Influence of gut microbiota on oral drug absorption and metabolism

Gut bacteria influence host intestinal phenotype in ways that impact drug absorption and metabolism. By comparing colonic tissue from germ-free mice to that of mice colonized with human microbiota, this study evaluates microbiota-driven differences in gene expression, mucosal permeability, and P-gp efflux capacity. Transcriptomic analysis revealed upregulation of genes coding ATP-binding cassette drug transporters P-gp (Abcb1a, Abcb1b), BCRP (Abcg2), and MRP3 (Abcc3), along with increased expression of solute carriers MCT1 (Slc16a1) and OCTN2 (Slc22a5). Immunohistochemistry indicated greater P-gp expression and apical localization in humanized mice. No relevant gene expression changes were observed in human homologs of drug-metabolizing cytochrome P450 enzymes, though cytochrome P450 oxidoreductase (Por) upregulation suggests increased cytochrome activity. Other phase I drug-metabolizing enzymes, including multiple homologs of human carboxylesterase 2 (CES2) and several reductases, were upregulated with high significance.
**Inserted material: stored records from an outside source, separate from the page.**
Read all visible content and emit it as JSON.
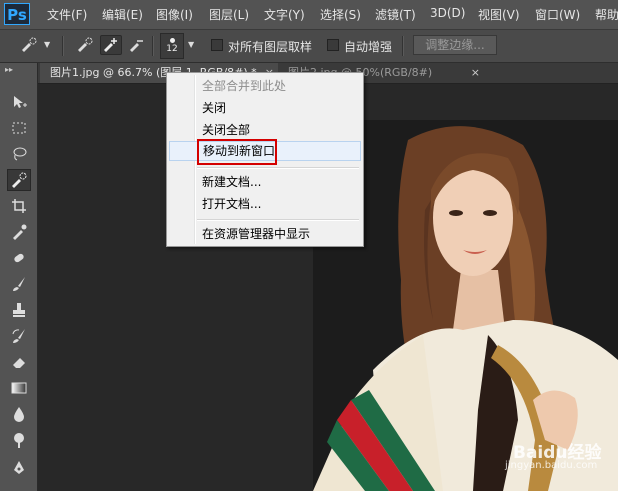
{
  "app": {
    "logo": "Ps"
  },
  "menubar": {
    "items": [
      "文件(F)",
      "编辑(E)",
      "图像(I)",
      "图层(L)",
      "文字(Y)",
      "选择(S)",
      "滤镜(T)",
      "3D(D)",
      "视图(V)",
      "窗口(W)",
      "帮助"
    ]
  },
  "options": {
    "brush_size": "12",
    "sample_all_layers_label": "对所有图层取样",
    "auto_enhance_label": "自动增强",
    "refine_edge_label": "调整边缘..."
  },
  "tabs": [
    {
      "label": "图片1.jpg @ 66.7% (图层 1, RGB/8#) *",
      "close": "×"
    },
    {
      "label": "图片2.jpg @ 50%(RGB/8#)",
      "close": "×"
    }
  ],
  "context_menu": {
    "items": [
      {
        "label": "全部合并到此处",
        "enabled": false
      },
      {
        "label": "关闭",
        "enabled": true
      },
      {
        "label": "关闭全部",
        "enabled": true
      },
      {
        "label": "移动到新窗口",
        "enabled": true,
        "highlighted": true
      },
      {
        "label": "新建文档...",
        "enabled": true
      },
      {
        "label": "打开文档...",
        "enabled": true
      },
      {
        "label": "在资源管理器中显示",
        "enabled": true
      }
    ]
  },
  "watermark": {
    "brand": "Baidu经验",
    "url": "jingyan.baidu.com"
  },
  "colors": {
    "accent": "#31a8ff",
    "highlight_box": "#d40000",
    "stripe_red": "#c8202a",
    "stripe_green": "#1f6b45"
  },
  "icons": [
    "move-icon",
    "marquee-icon",
    "lasso-icon",
    "quick-selection-icon",
    "crop-icon",
    "eyedropper-icon",
    "healing-brush-icon",
    "brush-icon",
    "clone-stamp-icon",
    "history-brush-icon",
    "eraser-icon",
    "gradient-icon",
    "blur-icon",
    "dodge-icon",
    "pen-icon"
  ]
}
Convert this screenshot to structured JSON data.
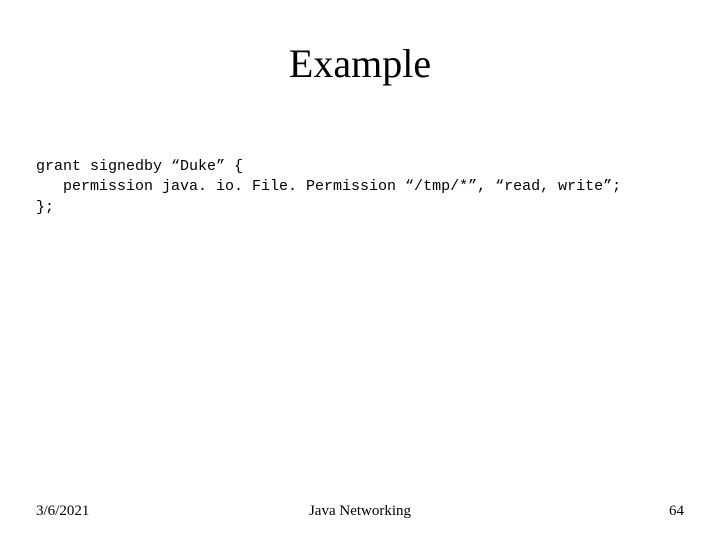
{
  "title": "Example",
  "code": "grant signedby “Duke” {\n   permission java. io. File. Permission “/tmp/*”, “read, write”;\n};",
  "footer": {
    "date": "3/6/2021",
    "topic": "Java Networking",
    "page": "64"
  }
}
Regarding phase II metabolism, genes encoding most UDP-glucuronosyltransferases and glutathione S-transferases were upregulated, along with the enzymes responsible for synthesizing their corresponding co-substrates, UDP-glucuronic acid and glutathione. Small intestinal mucosal explants demonstrated higher permeability to ¹⁴ C-labeled polyethylene glycol 4000 ( ¹⁴ C-PEG4000) in germ-free mice than in humanized mice. The ¹⁴ C-PEG4000 permeability differences are in agreement with changes in paracellular tight junctional proteins such as claudins, zonula occludens, and myosin II-related genes. These results demonstrate the broader impact of gut microbiome on oral drug absorption and metabolism and implicate the contributions of gut microbiome to individual variations in drug efficacy and toxicity.